Herkese Merhaba. Korona krizinin inşallah hafiflemeye başladığı zamanlardayız. Artık herkes için kaybettiği zamanı telafi edebilmek, cebinden işini ayakta tutabilmek için harcadıklarını, kullandıkları krediyi, borçları kapatma zamanı.
Bu amaçla daha fazla ziyaret, daha fazla pazarlama ve görüşmeler yapacağınız kesin.
Her iş görüşmesinin en temel bileşeni, olmazsa olmazı, sözlü veya görsel sunumdur.
Ne iş yaptığınızı ve ne sunacağınızı anlattığınız sunumlar, müşteri iknası için en çok kullandığımız bileşen olmakla beraber, hiç satış sunumunuza profesyonel bir gözden “Etkileyicilik Katsayı Puanı” istediniz mi?
Hatırlıyorum da, daha önce çalışmış olduğum alman menşeli bir firmada, tüm satıcılar 3 saat süren ve kelimesinin dahi değiştirilmesine izin verilmeyen, video şeklinde ezberletilen bir sunumu her müşteriye mutlaka yapmak zorundaydılar. Sunum yapılmadı ise görüşme yapılmadı sayarlardı. Ancak zavallı müşterilerden bu sunuma yakalanıp, sonunda uyumadan bitirebilene rastlamadım. Acıdığım için aralara esprili birkaç anekdot eklerdim ki dikkatlerini canlı tutabileyim.
Standart bir sunumda sizce neler olur? Ben sıralayayım dilerseniz:
- Biz Kimiz?
- Vizyonumuz
- Misyonumuz
- Markalarımız
- Ürünlerimiz
- Avantajlarımız,
- Üstün Yanlarımız
- Referanslarımız
Bu maddelerden başka ilave edebileceğiniz belki bir iki madde daha olabilir. Normal bir satıcı aklı bu şekilde çalışır. İlk 10 yılımda benim de böyle çalıştı da oradan biliyorum. Yöneticilerimiz, direktörlerimiz bize bu yönde sunumlar hazırlattılar, biz de doğrusu bu diye düşündük.
Ancak hep yapılan hataları tekrarlamaktan başka bir şey yapmamışız meğer.
Dilimizde yeni bir söz dolaşıyor ya! Artık hiçbir şey eskisi gibi olmayacak. Yeni durumlara, iş yapışlara adapte olacağız diye…
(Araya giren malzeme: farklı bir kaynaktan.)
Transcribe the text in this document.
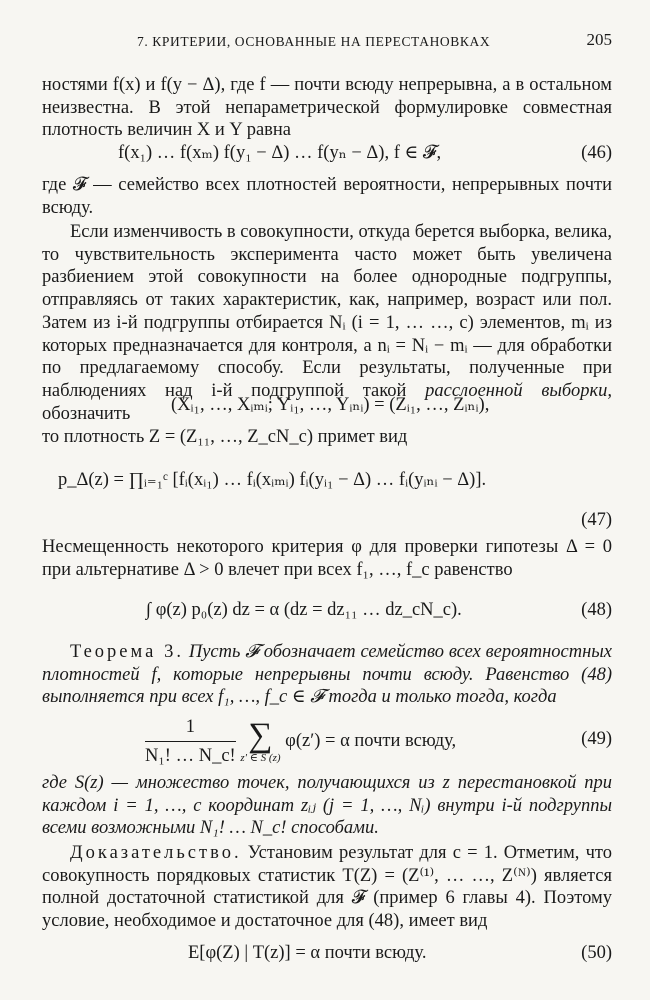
7. КРИТЕРИИ, ОСНОВАННЫЕ НА ПЕРЕСТАНОВКАХ	205

ностями f(x) и f(y − Δ), где f — почти всюду непрерывна, а в остальном неизвестна. В этой непараметрической формулировке совместная плотность величин X и Y равна

f(x₁) … f(xₘ) f(y₁ − Δ) … f(yₙ − Δ), f ∈ 𝓕,	(46)

где 𝓕 — семейство всех плотностей вероятности, непрерывных почти всюду.

Если изменчивость в совокупности, откуда берется выборка, велика, то чувствительность эксперимента часто может быть увеличена разбиением этой совокупности на более однородные подгруппы, отправляясь от таких характеристик, как, например, возраст или пол. Затем из i-й подгруппы отбирается Nᵢ (i = 1, … …, c) элементов, mᵢ из которых предназначается для контроля, а nᵢ = Nᵢ − mᵢ — для обработки по предлагаемому способу. Если результаты, полученные при наблюдениях над i-й подгруппой такой расслоенной выборки, обозначить	(Xᵢ₁, …, Xᵢₘᵢ; Yᵢ₁, …, Yᵢₙᵢ) = (Zᵢ₁, …, Zᵢₙᵢ),

то плотность Z = (Z₁₁, …, Z_cN_c) примет вид

p_Δ(z) = ∏ᵢ₌₁ᶜ [fᵢ(xᵢ₁) … fᵢ(xᵢₘᵢ) fᵢ(yᵢ₁ − Δ) … fᵢ(yᵢₙᵢ − Δ)].
(47)

Несмещенность некоторого критерия φ для проверки гипотезы Δ = 0 при альтернативе Δ > 0 влечет при всех f₁, …, f_c равенство

∫ φ(z) p₀(z) dz = α (dz = dz₁₁ … dz_cN_c).	(48)

Теорема 3. Пусть 𝓕 обозначает семейство всех вероятностных плотностей f, которые непрерывны почти всюду. Равенство (48) выполняется при всех f₁, …, f_c ∈ 𝓕 тогда и только тогда, когда

$\frac{1}{\text{N₁! … N\_c!}}$ ∑
z′ ∈ S (z)
φ(z′) = α почти всюду,	(49)

где S(z) — множество точек, получающихся из z перестановкой при каждом i = 1, …, c координат zᵢⱼ (j = 1, …, Nᵢ) внутри i-й подгруппы всеми возможными N₁! … N_c! способами.

Доказательство. Установим результат для c = 1. Отметим, что совокупность порядковых статистик T(Z) = (Z⁽¹⁾, … …, Z⁽ᴺ⁾) является полной достаточной статистикой для 𝓕 (пример 6 главы 4). Поэтому условие, необходимое и достаточное для (48), имеет вид

E[φ(Z) | T(z)] = α почти всюду.	(50)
Sunum alışkanlıklarınızı değiştirmek, daha önce sizi kimseden ayrı bir noktaya koyamamış sunumunuzu yeni bir bakış açısı ile hazırlamak, bu yeni döneme ilk adaptasyon adımınız olamaz mı?
Siz yarım saat veya bir saat süren sunum sonrası neyi hedefliyorsunuz, önce oradan başlayalım.
Her sunumun ardındaki asıl niyet, kim olduğunuz veya ne ürün sattığınızı karşınızdakine öğretebilmekten daha derin bir niyettir. Bu niyet HATIRLANABİLİR olmaktır.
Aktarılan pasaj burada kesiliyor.